You agree to indemnify and hold Boots UK Limited (and its officers, directors, agents, subsidiaries, joint ventures, employees and third-party service providers, including but not limited to Bazaarvoice, Inc.), harmless from all claims, demands, and damages (actual and consequential) of every kind and nature, known and unknown including reasonable attorneys’ fees, arising out of a breach of your representations and warranties set forth above, or your violation of any law or the rights of a third party.
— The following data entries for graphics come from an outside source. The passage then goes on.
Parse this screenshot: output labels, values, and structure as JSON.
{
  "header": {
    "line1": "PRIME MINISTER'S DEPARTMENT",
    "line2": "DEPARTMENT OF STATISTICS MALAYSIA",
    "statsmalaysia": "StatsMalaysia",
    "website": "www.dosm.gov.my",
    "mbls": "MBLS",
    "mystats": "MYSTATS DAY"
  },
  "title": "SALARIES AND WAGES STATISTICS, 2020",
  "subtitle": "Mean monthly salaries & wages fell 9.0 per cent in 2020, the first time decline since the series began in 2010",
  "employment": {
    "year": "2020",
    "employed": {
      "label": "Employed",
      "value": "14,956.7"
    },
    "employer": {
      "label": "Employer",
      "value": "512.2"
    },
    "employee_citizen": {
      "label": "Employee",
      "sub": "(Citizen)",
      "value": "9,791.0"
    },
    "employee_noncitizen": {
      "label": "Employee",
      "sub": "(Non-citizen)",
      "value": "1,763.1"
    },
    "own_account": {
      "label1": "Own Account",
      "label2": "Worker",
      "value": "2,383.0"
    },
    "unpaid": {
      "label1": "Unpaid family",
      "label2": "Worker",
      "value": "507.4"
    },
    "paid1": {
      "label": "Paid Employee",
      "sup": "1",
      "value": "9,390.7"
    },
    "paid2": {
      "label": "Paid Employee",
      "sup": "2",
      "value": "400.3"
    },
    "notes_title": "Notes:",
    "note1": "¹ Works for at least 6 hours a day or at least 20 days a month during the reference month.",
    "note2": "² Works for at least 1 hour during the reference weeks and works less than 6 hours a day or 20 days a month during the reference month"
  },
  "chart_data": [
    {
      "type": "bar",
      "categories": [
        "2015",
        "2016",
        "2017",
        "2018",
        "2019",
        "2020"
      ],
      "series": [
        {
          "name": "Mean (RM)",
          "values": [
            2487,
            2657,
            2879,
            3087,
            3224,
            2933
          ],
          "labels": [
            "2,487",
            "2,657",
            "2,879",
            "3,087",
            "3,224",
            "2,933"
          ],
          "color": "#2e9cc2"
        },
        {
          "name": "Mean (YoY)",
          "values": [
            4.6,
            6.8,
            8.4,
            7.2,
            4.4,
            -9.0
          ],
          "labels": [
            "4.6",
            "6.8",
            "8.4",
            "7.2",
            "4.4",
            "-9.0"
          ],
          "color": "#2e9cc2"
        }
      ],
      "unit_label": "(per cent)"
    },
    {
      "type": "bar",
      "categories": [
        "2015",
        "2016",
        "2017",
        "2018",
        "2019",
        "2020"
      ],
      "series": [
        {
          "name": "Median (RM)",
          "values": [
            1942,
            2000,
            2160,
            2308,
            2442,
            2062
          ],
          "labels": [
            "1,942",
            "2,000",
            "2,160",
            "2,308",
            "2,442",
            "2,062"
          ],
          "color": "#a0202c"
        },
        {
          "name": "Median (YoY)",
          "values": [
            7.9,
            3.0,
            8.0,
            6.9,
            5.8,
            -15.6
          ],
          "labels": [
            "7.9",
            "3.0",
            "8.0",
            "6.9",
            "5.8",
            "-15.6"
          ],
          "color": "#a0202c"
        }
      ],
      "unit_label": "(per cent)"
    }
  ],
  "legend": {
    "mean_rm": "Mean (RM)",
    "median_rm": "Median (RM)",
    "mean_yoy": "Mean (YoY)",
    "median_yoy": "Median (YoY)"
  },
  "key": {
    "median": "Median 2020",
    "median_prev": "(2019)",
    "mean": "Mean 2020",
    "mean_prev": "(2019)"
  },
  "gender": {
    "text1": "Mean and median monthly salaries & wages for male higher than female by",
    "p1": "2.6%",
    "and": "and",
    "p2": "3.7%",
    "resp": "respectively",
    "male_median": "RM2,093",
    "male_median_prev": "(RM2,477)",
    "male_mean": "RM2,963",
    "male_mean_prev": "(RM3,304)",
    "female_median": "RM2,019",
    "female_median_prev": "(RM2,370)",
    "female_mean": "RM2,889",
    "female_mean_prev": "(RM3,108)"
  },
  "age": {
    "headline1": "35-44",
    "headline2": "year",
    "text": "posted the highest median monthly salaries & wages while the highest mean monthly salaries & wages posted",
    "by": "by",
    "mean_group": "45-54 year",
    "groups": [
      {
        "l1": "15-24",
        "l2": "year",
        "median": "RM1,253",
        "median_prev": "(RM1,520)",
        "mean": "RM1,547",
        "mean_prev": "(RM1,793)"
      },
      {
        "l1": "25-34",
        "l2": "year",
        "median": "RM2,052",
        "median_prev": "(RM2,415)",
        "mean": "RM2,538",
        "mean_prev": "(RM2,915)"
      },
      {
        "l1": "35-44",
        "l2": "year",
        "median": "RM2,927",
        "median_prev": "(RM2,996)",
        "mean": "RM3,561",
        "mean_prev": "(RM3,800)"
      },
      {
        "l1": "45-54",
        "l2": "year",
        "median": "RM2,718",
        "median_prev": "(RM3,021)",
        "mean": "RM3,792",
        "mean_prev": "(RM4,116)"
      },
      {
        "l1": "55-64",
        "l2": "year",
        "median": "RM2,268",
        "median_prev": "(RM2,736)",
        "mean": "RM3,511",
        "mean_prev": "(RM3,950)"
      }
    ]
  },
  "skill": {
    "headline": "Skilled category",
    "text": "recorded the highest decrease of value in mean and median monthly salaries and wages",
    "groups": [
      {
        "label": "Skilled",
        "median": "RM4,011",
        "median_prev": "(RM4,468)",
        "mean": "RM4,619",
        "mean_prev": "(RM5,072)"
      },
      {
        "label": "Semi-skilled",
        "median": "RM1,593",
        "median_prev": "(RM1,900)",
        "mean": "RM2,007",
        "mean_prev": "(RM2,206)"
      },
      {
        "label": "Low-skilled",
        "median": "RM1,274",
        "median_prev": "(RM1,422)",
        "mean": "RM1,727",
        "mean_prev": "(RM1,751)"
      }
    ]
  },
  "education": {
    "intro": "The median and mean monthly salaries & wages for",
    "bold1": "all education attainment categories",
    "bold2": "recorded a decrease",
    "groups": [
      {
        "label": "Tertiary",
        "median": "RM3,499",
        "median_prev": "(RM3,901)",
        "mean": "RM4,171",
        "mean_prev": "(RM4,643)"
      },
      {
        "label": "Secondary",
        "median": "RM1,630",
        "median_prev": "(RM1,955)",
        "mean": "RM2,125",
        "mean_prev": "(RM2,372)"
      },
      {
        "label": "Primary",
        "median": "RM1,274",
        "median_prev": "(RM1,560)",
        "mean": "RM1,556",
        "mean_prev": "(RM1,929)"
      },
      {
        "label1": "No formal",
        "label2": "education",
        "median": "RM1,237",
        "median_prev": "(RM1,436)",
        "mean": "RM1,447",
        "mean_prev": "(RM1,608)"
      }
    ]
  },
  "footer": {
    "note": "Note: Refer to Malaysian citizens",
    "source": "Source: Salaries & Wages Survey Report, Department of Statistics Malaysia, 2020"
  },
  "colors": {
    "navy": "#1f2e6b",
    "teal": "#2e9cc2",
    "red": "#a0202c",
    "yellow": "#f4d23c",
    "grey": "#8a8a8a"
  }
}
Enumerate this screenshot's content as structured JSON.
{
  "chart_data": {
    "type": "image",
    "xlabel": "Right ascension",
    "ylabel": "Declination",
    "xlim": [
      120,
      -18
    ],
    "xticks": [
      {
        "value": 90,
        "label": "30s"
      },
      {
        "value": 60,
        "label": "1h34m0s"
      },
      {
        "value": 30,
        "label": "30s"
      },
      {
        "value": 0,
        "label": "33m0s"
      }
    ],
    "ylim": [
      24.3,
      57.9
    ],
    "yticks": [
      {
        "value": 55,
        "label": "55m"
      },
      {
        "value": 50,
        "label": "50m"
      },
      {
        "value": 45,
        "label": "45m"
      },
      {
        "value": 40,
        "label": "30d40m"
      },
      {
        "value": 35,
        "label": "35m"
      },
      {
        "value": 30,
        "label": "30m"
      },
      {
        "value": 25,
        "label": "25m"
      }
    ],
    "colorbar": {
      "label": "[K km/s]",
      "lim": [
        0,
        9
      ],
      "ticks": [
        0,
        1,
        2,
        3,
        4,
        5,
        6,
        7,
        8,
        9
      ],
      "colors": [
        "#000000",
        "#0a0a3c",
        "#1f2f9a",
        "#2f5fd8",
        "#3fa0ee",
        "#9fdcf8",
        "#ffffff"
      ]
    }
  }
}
Really? In this highly litigious world we live in I don’t know who I might be offending by what I’ve written about a product. I’m not prepared to bankrupt myself defending Boots against someone who doesn’t like what I’ve said. Should I purchase legal indemnity insurance before posting a review?

For any content that you submit, you grant Boots UK Limited a, perpetual, irrevocable, royalty-free, transferable right and license to use, copy, modify, delete in its entirety, adapt, publish, translate, create derivative works from and/or sell and/or distribute such content and/or incorporate such content into any form, medium or technology throughout the world without compensation to you.

I accept that if I agree to submit some words then they can use what I’ve written, but what’s this about modifying, adapting and creating derivative works? What if I’ve honestly had a bad experience with a particular product and want to share that with the readers? Does that mean they can change what I’ve written and still attribute it to me? That sounds a bit scary.

As I read on I discover that my hypothetical bad review would not be published anyway. Their terms state “The following is not acceptable on this site: Disparaging reference to a healthcare product, company, institution or medical profession”.

Since Boots is predominantly a healthcare retailer, it is highly likely that any review I care to leave will be about a healthcare product, but I guess they only want positive feedback.

Thank you Boots for the offer, but I’ll pass on sharing my opinions.